Always we organize each recipe placed in egs/xxx/asr1 in Kaldi way:

* conf/: kaldi configurations, e.g., speech feature

* data/: almost raw data prepared by Kaldi

* exp/: intermidiate files through experiments, e.g., log files, model parameters

* fbank/: speech feature binary files, e.g., ark, scp

* dump/: ESPnet meta data for tranining, e.g., json, hdf5

* local/: corpus specific data preparation scripts

* steps/, utils/: Kaldi’s helper scripts


例子:AN4

./run.sh --backend chainer

./run.sh --backend pytorch

一般的run脚本会有这么几步:

* Data download

* Data preparation (Kaldi style)

* Feature extraction (Kaldi style)

* Dictionary and JSON format data preparation

* Training based on chainer or pytorch.

* Recognition and scoring

其他信息:

tensorboard --logdir tensorboard

tail -f exp/${expdir}/train.log

./run.sh --stage 3 --stop-stage 5 # 从第3步到底5步

AN4可以很方便地在CTC、Attention、hybrid CTC/attention模型间切换:

# hybrid CTC/attention (default)
#  --mtlalpha 0.5 and --ctc_weight 0.3 in most cases
$ ./run.sh

# CTC mode
$ ./run.sh --mtlalpha 1.0 --ctc_weight 1.0 --recog_model model.loss.best

# attention mode
$ ./run.sh --mtlalpha 0.0 --ctc_weight 0.0 --maxlenratio 0.8 --minlenratio 0.3

* The CTC training mode does not output the validation accuracy, and the optimum model is selected with its loss value (i.e., --recog_model model.loss.best).

* The pure attention mode requires to set the maximum and minimum hypothesis length (--maxlenratio and --minlenratio), appropriately. In general, if you have more insertion errors, you can decrease the maxlenratio value, while if you have more deletion errors you can increase the minlenratio value. Note that the optimum values depend on the ratio of the input frame and output label lengths, which is changed for each language and each BPE unit.

* About the effectiveness of hybrid CTC/attention during training and recognition.

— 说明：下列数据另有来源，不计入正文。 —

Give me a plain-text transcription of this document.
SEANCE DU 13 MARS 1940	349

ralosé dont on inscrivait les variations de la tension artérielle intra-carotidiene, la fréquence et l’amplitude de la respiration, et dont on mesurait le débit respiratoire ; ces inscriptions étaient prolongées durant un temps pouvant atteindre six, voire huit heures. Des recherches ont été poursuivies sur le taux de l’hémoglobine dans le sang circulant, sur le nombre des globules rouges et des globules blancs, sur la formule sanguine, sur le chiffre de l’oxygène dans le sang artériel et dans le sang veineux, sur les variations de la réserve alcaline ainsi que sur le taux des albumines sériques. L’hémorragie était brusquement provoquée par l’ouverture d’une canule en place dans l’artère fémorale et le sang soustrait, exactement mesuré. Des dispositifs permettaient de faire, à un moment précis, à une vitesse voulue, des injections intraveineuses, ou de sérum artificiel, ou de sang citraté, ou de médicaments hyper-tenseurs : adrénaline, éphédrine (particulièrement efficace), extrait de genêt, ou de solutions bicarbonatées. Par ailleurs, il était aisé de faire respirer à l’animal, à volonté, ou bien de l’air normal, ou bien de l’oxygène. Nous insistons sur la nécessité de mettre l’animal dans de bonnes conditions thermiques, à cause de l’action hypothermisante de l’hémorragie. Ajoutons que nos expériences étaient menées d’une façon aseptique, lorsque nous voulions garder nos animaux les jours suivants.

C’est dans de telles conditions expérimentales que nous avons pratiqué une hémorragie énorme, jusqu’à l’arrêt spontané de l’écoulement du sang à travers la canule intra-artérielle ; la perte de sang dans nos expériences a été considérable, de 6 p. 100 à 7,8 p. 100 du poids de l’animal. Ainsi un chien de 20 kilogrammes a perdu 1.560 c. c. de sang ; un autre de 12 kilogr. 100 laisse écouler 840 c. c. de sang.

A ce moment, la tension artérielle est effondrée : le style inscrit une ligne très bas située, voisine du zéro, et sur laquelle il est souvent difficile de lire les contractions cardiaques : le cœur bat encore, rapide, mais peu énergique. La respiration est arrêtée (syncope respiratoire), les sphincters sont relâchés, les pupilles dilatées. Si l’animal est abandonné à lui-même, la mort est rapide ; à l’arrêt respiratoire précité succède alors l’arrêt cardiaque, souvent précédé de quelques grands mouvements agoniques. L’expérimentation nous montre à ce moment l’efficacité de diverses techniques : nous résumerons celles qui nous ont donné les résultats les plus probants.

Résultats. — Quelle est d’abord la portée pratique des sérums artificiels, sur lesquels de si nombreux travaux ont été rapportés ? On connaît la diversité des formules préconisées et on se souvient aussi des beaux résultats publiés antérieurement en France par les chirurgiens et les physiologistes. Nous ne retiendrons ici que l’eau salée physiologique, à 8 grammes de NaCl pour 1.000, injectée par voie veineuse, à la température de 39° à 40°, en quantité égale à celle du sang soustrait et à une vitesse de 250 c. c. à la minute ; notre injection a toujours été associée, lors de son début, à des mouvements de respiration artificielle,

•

For example, hybrid CTC/attention is not sensitive to the above maximum and minimum hypothesis heuristics.


选取模型:espnet/bin/asr_train.py

ctc.py

e2e_asr_mix.py

e2e_asr_mulenc.py

e2e_asr.py

e2e_asr_transducer.py

e2e_asr_transformer.py

e2e_mt.py

e2e_mt_transformer.py

e2e_st.py

e2e_st_transformer.py

e2e_tts_fastspeech.py

e2e_tts_tacotron2.py

e2e_tts_transformer.py

通过--model-module选取,在exp/路径下,如./exp/train_rnnlm_pytorch_lm_word100/model.json


目录结构详解 - TTS

Each recipe has the same structure and files.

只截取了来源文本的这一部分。